I moved before I even realized, stalking back toward my office, needing space before I punched something or someone.
I stood in my doorway, arms crossed again, and my shoulder braced against the frame. I watched as Darren paid and left, all smiles and gratitude, promising to leave a five-star review.
My chest tightened as the burn grew and crawled up my spine.
She was a fucking target.
And Marks had put her in the crosshairs, for what? A cleaner data trail? A smarter way to map enemy ranks?
She was walking around with a memory that could dismantle half the networks on the Eastern Seaboard if anyone ever realized what she held.
And someone would eventually.
Then they would come for her.
Which meant I needed to end this before it happened.
Put a bullet in the puppet master and burn the strings down to ash.
“Easy,” Ink murmured as he moved beside me a few seconds later. He followed my gaze. “You look like you’re about to chew glass.”
I didn’t answer.
“Talk to me, brother.”
I clenched my jaw so hard it ached. “I want to put that fucker in the ground.”
“Elena’s client?”
“No.” My voice dropped lower. “Marks.”
Ink was quiet for a second, then sighed. “Yeah. Figured.”

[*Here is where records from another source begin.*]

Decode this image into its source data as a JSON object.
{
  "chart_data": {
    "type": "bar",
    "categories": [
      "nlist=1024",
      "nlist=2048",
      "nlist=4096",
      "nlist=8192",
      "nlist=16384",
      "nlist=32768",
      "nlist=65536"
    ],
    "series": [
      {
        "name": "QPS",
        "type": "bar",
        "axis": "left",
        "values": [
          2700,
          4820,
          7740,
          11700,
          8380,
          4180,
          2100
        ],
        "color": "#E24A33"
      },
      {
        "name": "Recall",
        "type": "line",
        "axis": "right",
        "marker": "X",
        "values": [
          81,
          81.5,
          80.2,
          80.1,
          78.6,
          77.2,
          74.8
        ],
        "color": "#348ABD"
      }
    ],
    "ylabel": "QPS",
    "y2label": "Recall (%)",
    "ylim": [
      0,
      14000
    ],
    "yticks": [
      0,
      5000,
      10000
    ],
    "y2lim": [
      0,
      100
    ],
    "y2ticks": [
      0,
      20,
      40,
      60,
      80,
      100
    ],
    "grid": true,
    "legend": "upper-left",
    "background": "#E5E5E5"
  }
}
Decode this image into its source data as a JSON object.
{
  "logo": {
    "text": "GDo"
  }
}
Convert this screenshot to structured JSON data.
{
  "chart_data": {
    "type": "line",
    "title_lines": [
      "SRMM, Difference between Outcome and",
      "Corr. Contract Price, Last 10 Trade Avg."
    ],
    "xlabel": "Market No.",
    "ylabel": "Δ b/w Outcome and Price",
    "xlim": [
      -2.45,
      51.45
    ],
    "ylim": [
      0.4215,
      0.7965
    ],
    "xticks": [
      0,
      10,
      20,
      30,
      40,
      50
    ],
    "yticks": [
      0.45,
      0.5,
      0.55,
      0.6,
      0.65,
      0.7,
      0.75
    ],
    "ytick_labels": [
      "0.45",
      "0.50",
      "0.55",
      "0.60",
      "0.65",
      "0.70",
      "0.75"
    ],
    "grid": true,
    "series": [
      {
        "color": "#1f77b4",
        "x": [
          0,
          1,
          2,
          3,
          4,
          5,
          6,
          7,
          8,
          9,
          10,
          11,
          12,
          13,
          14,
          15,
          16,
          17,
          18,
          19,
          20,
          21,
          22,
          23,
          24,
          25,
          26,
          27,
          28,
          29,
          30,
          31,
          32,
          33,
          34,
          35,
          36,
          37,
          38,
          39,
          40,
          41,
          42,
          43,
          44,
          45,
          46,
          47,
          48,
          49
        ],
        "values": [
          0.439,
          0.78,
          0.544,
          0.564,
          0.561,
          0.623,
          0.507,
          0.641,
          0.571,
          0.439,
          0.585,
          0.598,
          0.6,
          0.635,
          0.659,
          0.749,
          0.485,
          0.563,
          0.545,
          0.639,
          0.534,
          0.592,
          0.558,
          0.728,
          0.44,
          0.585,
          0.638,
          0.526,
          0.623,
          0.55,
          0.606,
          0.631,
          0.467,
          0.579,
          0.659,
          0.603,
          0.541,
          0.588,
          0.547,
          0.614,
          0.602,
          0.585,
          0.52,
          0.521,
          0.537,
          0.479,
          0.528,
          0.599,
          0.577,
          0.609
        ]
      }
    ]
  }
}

I stepped back, dragging a hand over my jaw. “I’m fucking itching, man. One gun, one bullet, one drive to the studio. I could end this right fucking now.”
“And be in a cell by morning,” Ink replied evenly. “With Ash busting his ass to keep your face off the news and King breathing fire down your neck for going rogue.”
“I’d get out,” I snapped.
He gave me a look. “You’d get out eventually. Maybe.” His voice dropped, calm and deadly. “You go off half-cocked, you leave her unprotected. And worse? You leave her unclaimed.”
My eyes jerked to him.
He arched a brow. “Which means she’s fair game. Any asshole in this city could make a move. Could offer her safety. Comfort. Something you’re not around to give her.”
I turned, my hands braced on the doorframe now, breathing hard.
Ink stayed where he was, calm as ever. “You want her safe? You wait. You watch. You collect every piece of that bastard’s life and burn it down the right way.
Quiet. Permanent. Clean. So there’s nothing left to tie you back to it.
” He clapped a hand on my shoulder. “And when it’s done, you take her home and make her yours. ”
I didn’t speak. Just stared down the hallway where Elena had disappeared, my heart pounding with a hungry ache.
He smiled, but there was no humor in it. “Now breathe. And wait. Let’s take this motherfucker down right.”
I said nothing, my jaw locked, and wrath simmered under my skin.
He was right.
And that made it worse.
Because now I wasn’t just angry.
I was plotting.
Jareth Marks was already a dead man.